After our departure from Longyearbyn early last evening and after many hours traveling from many different destinations all over the world, we finally all woke up in an astonishing pristine icescape off Hornsund. This is the most southern major fjord system along the western side of the largest island Spitsbergen, in the Svalbard archipelago, which is impacted by the last remains of the Gulf Stream (here called North Atlantic Drift). Blue sky, sparkling sunshine, drifting pack-ice, snow covered mountains, glaciers falling into the sea...  Yes, we are for sure in the high Arctic and our expedition has started. With 24 hours daylight ahead for the upcoming week it means very little rest or sleep and one can use any hour for watching animals and photography. This really makes the polar regions unique through the summer, but on the other hand the price to pay is the long dark polar night through the winter.

As morning progressed we sailed deeper into the fjord, the introduction of the staff team and the Arctic AECO introduction was given followed by our mandatory decontamination. This was followed by a presentation, an introduction to photography and how to deal with our equipment and the unique light you encounter far north or south. Now we are ready to meet OUR adventure of the far north.

Before and during lunch all side arms of the fjord system were investigated for any “white fury mammals.” There is still a lot of fast-ice remaining and plenty of ringed seals hauling out—in distance they look like black sausages. Finally far into the main fjord we were rewarded by a very distant female polar bear with her coy (Cub Of the Year) found by our sharp-eyed staff Bud Lehnhausen. The ice did not admit any closer approach and we left her alone, still our first bear for this expedition.

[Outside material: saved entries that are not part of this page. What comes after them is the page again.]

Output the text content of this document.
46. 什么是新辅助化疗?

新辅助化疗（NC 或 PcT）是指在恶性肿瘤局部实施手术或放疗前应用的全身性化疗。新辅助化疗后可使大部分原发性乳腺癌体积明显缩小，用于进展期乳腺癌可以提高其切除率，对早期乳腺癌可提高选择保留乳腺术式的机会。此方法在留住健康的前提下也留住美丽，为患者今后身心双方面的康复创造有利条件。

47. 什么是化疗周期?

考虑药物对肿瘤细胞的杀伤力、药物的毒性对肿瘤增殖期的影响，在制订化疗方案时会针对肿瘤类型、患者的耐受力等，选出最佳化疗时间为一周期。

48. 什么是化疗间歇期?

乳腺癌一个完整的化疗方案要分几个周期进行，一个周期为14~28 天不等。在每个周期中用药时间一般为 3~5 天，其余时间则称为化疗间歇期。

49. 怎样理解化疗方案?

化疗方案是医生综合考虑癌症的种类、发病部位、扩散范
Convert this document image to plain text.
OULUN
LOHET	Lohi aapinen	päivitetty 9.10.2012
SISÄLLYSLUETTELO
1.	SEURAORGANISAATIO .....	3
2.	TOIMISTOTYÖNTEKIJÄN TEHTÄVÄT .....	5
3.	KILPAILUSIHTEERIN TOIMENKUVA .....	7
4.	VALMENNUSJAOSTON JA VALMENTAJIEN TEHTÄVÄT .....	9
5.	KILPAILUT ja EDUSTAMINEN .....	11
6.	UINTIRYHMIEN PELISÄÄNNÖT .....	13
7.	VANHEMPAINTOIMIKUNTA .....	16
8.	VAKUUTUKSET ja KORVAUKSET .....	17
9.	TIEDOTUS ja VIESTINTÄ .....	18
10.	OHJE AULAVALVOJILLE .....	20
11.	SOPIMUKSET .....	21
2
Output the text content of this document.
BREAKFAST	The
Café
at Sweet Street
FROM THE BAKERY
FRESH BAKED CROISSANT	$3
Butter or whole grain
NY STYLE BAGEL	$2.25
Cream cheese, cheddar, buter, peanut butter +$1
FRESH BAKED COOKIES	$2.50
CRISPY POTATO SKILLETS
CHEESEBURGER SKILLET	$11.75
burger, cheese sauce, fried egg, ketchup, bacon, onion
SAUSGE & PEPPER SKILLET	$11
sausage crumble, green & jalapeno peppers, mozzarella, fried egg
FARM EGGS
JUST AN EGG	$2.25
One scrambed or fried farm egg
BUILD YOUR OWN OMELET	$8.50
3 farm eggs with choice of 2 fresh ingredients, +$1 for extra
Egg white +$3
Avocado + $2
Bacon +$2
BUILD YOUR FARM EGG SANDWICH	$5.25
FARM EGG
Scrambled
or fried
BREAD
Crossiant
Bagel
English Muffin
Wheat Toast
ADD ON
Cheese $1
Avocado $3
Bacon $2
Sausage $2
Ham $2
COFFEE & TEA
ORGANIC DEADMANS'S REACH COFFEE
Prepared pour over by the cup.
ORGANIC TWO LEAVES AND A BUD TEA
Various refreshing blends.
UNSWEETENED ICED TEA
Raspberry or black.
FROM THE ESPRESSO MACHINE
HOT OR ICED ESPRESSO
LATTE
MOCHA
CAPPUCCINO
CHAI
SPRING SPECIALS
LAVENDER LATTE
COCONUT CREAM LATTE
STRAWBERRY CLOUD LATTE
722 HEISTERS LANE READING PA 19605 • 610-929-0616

Instead we made it out of the fjord and anchored the ship by a steep and very high cliff filled with breeding seabirds—Gnålodden where we would spend our first outing and explore the land. Soon everybody was ashore and divided into long, medium, and short hikes. An older Norwegian trapper’s cabin was visited, dating back to 1920s and last used by Odd Ivar Ruud the winter of 1970-71. Old remains of a former pomor hunting station (Russian), before 1850, and whalebones touch the human history of this location. Botany with beautiful purple saxifrage, and geology in the form of gneiss embedded with quartz was seen, and large logs which had drifted from the Siberian rivers through the Arctic Ocean to finally end up at the beaches of Spitsbergen, brought by the west-going Siberian current. One log showed nicely how a dark object stores the energy and melts the snow beside. A lesson in basic physics! In the ‘old days,’ with steam engines and coal, a trick if the ship had been stuck in the ice was to spray the sea ice with coal and have it to thaw.

Back aboard it was time for the Captain’s Welcome Cocktail as we headed out of the fjord for more adventures. But first after a nice dinner and a few hours sleep.